Family Trusts and CorporationsOctober 24, 2007
Matt is a 25-year old roofer who has his own roofing company. Living and working in Medicine Hat, times are good. The housing business is booming and as a result, there is more work available than Matt’s small business can do. Matt has two other employees working for him, and could probably hire a few more. Matt’s objective is to earn as much money as possible while this boom lasts.
Matt wonders if there is anything else he could do for his business. I suggest he visit with his accountant and me to talk about running his business through a corporation.
A corporation in law is a legal person separate from the shareholders who own the corporation. Corporations are taxed differently from individuals and have their own responsibilities separate from the shareholders.
There may be many advantages for Matt to incorporate his business. A discussion with his accountant will reveal the potential tax advantages to incorporating his business. His accountant may discuss things such as write-offs, dividends, active business income and estate freezing.
I will discuss the principle of limited liability. This means the corporation’s responsibilities for its actions are generally separate and apart from the responsibilities of the individual shareholders and directors. As a result, generally the individual shareholders are not personally responsible for anything the corporation does.
Example No. 1: If a corporation defaults on a loan, the individual shareholders are not responsible for that loan unless they have co-signed or guaranteed the loan.
Example No. 2: If a leak occurred through a roof after shingling a house that caused water damage to the house, unless Matt’s business was incorporated, Matt would be personally responsible for the cost of repairs. If Matt’s business was incorporated, then generally only his corporation would be responsible for the damage.
Matt has now met with his accountant and me and has decided to run his business through a corporation. He instructs me to set up the corporation for him. In doing so, Matt needs to decide a few things.
First, does Matt want to use a name for his corporation? If he does, I check to see if that name is available, and if it is, Matt may use it.
Matt may decide he does not want the extra cost of getting a name, and so decides to use a numbered company, such as 123456 Alberta Ltd.
Second, Matt needs to decide who the shareholders are and what types of shares will the shareholders own. For example, shareholders who have a say in what the company does have voting rights. Other shareholders may be silent partners and they will not have any voting rights.
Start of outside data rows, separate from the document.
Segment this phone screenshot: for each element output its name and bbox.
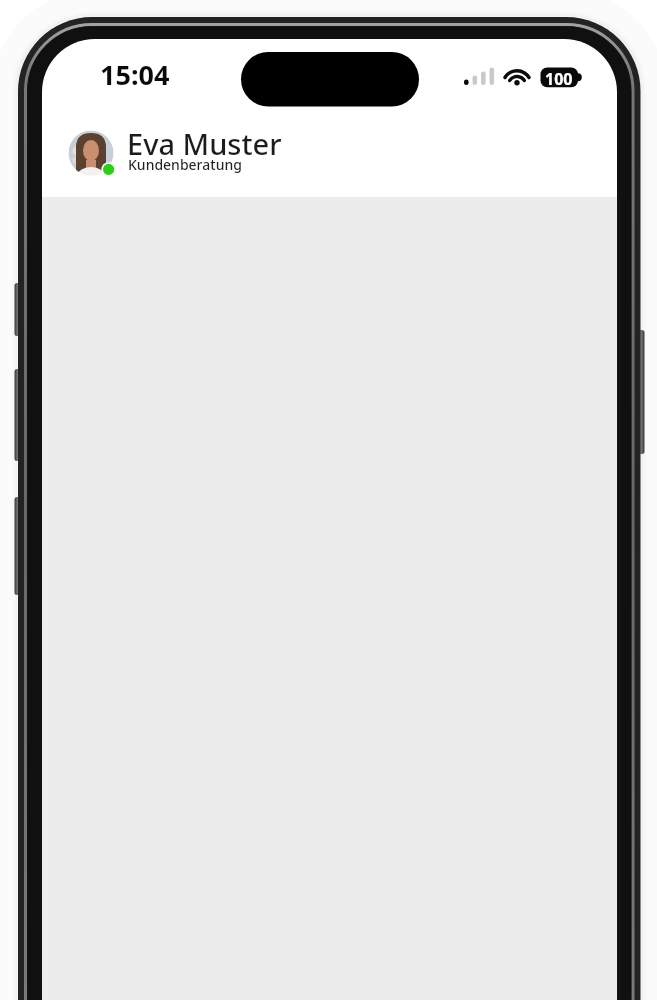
staticText: 100 <box>545 68 573 90</box>
staticText: Kundenberatung <box>128 155 242 174</box>
staticText: Eva Muster <box>127 124 282 163</box>
button[interactable]: Eva Muster <box>68 127 328 179</box>
staticText: 15:04 <box>100 56 170 93</box>
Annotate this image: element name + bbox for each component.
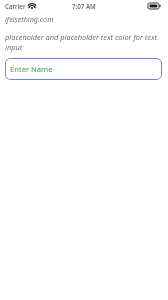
- button[interactable]: ifelsething.com: [5, 14, 163, 24]
- staticText: ifelsething.com: [5, 14, 54, 24]
- staticText: Carrier: [5, 2, 26, 10]
- staticText: 7:07 AM: [72, 2, 96, 10]
- button[interactable]: Enter Name text field: [5, 58, 162, 80]
- staticText: placeholder and placeholder text color f…: [5, 32, 160, 52]
- staticText: Enter Name: [10, 64, 53, 74]
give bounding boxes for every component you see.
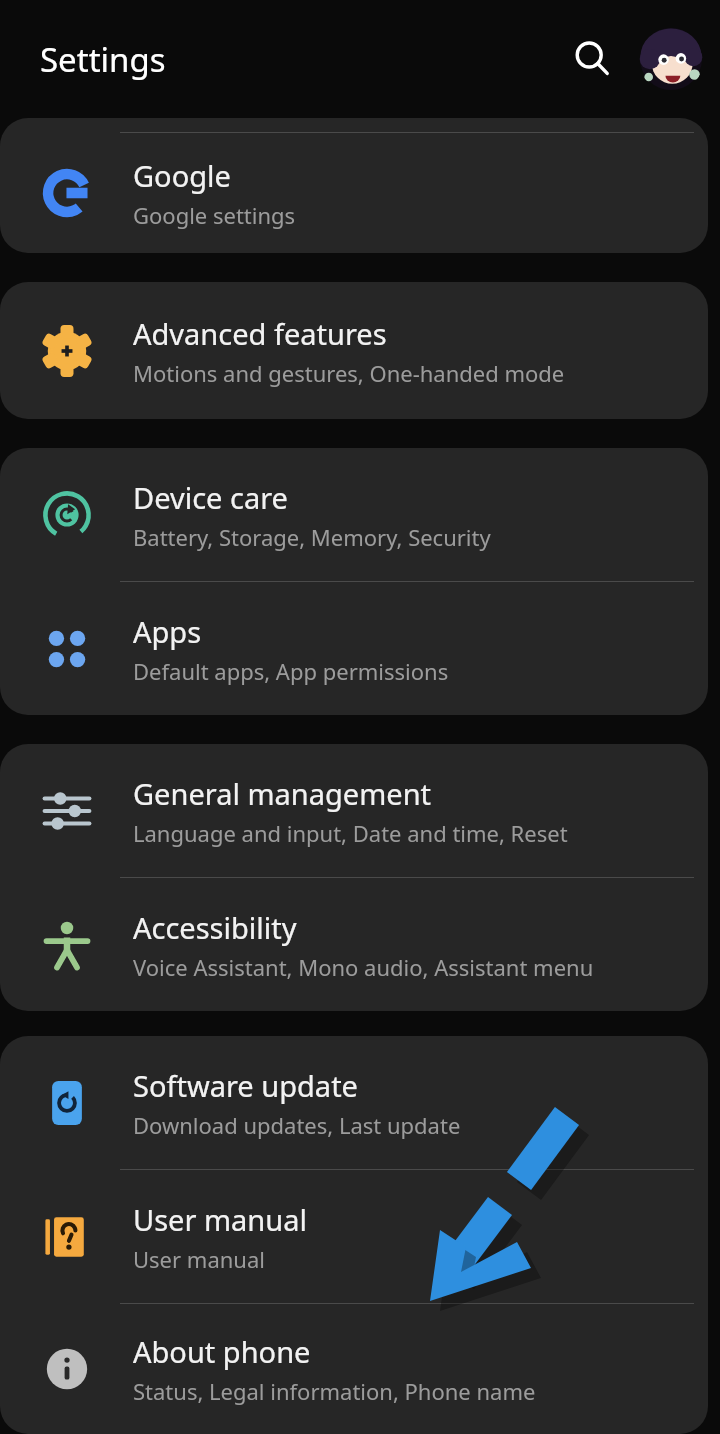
staticText: General management xyxy=(133,774,432,813)
button[interactable]: About phone xyxy=(0,1304,708,1434)
staticText: Device care xyxy=(133,478,288,517)
button[interactable]: User manual xyxy=(0,1170,708,1303)
staticText: Battery, Storage, Memory, Security xyxy=(133,522,491,552)
staticText: Accessibility xyxy=(133,908,297,947)
staticText: Status, Legal information, Phone name xyxy=(133,1376,536,1406)
staticText: User manual xyxy=(133,1200,307,1239)
staticText: Google settings xyxy=(133,200,296,230)
staticText: Apps xyxy=(133,612,202,651)
button[interactable]: General management xyxy=(0,744,708,877)
button[interactable]: Accessibility xyxy=(0,878,708,1011)
staticText: Download updates, Last update xyxy=(133,1110,461,1140)
button[interactable]: Account xyxy=(638,26,704,92)
button[interactable]: Apps xyxy=(0,582,708,715)
staticText: Google xyxy=(133,156,231,195)
staticText: Settings xyxy=(40,37,166,82)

Once everything is in order, Matt meets with me, signs the necessary documents and voila! – his business is now a corporation.
The boom continues in Medicine Hat and Matt’s business, now incorporated, does extremely well.
The setting up of the company seems simple enough, however, the actual procedure and considerations made by the lawyer and accountant are a bit more complicated. If you are interested in setting up a corporation for your business, I suggest you do meet with your accountant and lawyer to see if it is appropriate for you to run your business through a corporation and if so, what is the best way to set that corporation up.